In the probability theory, the measure $P$ is considered known, therefore the population mean is accessible through the above simple operation. However, in practice, the probability $P$ is hardly known. Without a probability $P$, one cannot describe the probabilistic behavior of the data. As we cannot set a precise probability $P$ to explain the data behavior, we set a family $\mathcal{M}$ containing probability measures that possibly govern (or explain) the data behavior. Then, the classical statistical model emerges $$(\mathcal{X}, \mathcal{F}, \mathcal{M}).$$ The above model is said to be a parametric model if there exists $\Theta \subseteq \mathbb{R}^p$ with $p< \infty$ such that $\mathcal{M} \equiv \{P_\theta: \ \theta \in \Theta\}$. Let us consider just the parametric model in this post.

Notice that, for each probability measure $P_\theta \in \mathcal{M}$, there is a respective mean definition $$\mu_\theta = \sum_{x \in \mathcal{X}} x P_\theta(X=x).$$ That is, there is a family of population means $\{\mu_\theta: \ \theta \in \Theta\}$ that depends tightly on the definition of $\mathcal{M}$. The family $\mathcal{M}$ is defined by limited humans and therefore it may not contain the true probability measure that governs the data behavior. Actually, the chosen family will hardly contain the true measure, moreover this true measure may not even exist. As the concept of a population mean depends on the probability measures in $\mathcal{M}$, the population mean is model-dependent.

The Bayesian approach considers a prior probability over the subsets of $\mathcal{M}$ (or, equivalently, $\Theta$), but in this post I will concentrated only on the classical version.

b. What is the definition and the purpose of a confidence interval?

As aforementioned, the population mean is model-dependent and provides useful interpretations. However, we have a family of population means, because the statistical model is defined by a family of probability measures (each probability measure generates a population mean). Therefore, based on an experiment, inferential procedures should be employed in order to estimate a small set (interval) containing good candidates of population means. One well-known procedure is the ($1-\alpha$) confidence region, which is defined by a set $C_\alpha$ such that, for all $\theta \in \Theta$, $$ P_\theta(C_\alpha(X) \ni \mu_\theta) \geq 1-\alpha \ \ \ \mbox{and} \ \ \ \inf_{\theta\in \Theta} P_\theta(C_\alpha(X) \ni \mu_\theta) = 1-\alpha, $$ where $P_\theta(C_\alpha(X) = \varnothing) = 0$ (see Schervish, 1995). This is a very general definition and encompasses virtually any type of confidence intervals. Here, $P_\theta(C_\alpha(X) \ni \mu_\theta)$ is the probability that $C_\alpha(X)$ contains $\mu_\theta$ under the measure $P_\theta$. This probability should be always greater than (or equal to) $1-\alpha$, the equality occurs at the worst case.
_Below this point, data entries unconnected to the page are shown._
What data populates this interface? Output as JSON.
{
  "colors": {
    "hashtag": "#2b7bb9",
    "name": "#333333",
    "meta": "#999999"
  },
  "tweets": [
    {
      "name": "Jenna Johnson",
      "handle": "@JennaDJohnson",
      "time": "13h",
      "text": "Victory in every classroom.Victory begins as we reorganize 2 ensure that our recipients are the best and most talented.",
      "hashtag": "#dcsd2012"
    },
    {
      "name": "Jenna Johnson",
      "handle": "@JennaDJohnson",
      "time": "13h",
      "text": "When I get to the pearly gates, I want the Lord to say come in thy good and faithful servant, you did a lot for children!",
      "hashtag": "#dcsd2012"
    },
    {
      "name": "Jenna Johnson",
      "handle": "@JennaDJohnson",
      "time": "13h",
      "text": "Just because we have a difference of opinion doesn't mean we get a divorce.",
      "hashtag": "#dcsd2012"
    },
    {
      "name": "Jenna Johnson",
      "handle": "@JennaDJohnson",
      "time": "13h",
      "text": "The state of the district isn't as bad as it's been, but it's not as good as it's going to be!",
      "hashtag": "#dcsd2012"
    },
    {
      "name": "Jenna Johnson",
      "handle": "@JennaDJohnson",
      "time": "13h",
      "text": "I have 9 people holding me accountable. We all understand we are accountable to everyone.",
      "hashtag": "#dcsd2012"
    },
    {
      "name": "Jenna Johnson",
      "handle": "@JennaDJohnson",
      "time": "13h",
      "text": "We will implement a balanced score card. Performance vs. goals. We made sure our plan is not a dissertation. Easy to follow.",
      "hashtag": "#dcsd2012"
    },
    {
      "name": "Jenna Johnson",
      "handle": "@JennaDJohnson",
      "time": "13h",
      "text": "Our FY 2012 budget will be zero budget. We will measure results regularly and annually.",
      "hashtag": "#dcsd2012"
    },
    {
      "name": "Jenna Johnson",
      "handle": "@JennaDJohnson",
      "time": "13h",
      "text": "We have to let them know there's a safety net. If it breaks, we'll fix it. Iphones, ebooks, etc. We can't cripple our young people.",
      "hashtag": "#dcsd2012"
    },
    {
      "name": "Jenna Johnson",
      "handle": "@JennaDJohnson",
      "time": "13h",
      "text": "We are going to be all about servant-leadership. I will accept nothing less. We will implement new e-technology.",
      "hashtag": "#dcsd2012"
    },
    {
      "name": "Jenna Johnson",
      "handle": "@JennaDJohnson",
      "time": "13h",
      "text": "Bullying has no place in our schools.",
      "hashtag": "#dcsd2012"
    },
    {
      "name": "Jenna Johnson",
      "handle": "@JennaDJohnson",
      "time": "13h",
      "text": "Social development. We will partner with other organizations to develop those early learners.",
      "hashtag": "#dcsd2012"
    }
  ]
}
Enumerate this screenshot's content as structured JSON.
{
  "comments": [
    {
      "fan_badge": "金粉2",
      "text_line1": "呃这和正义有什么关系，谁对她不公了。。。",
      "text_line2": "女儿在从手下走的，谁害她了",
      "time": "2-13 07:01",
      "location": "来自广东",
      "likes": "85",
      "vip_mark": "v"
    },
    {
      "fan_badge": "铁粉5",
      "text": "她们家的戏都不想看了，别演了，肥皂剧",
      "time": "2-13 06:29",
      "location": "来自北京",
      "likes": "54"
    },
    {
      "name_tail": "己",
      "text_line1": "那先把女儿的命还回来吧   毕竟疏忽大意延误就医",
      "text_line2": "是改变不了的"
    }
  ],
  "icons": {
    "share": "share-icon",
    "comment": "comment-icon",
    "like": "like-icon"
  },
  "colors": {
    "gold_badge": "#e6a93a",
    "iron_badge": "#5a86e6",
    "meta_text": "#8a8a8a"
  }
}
Remark: The readers should notice that it is not necessary to make assumptions on the state of reality, the confidence region is defined for a well-defined statistical model without making reference to any "true" mean. Even if the "true" probability measure does not exist or it is not in $\mathcal{M}$, the confidence region definition will work, since the assumptions are about statistical modelling rather than the states of reality.

On the one hand, before observing the data, $C_\alpha(X)$ is a random set (or random interval) and the probability that "$C_\alpha(X)$ contains the mean $\mu_\theta$" is, at least, $(1-\alpha)$ for all $\theta \in \Theta$. This is a very desirable feature for the frequentist paradigm.

On the other hand, after observing the data $x$, $C_\alpha(x)$ is just a fixed set and the probability that "$C_\alpha(x)$ contains the mean $\mu_\theta$" should be in {0,1} for all $\theta \in \Theta$.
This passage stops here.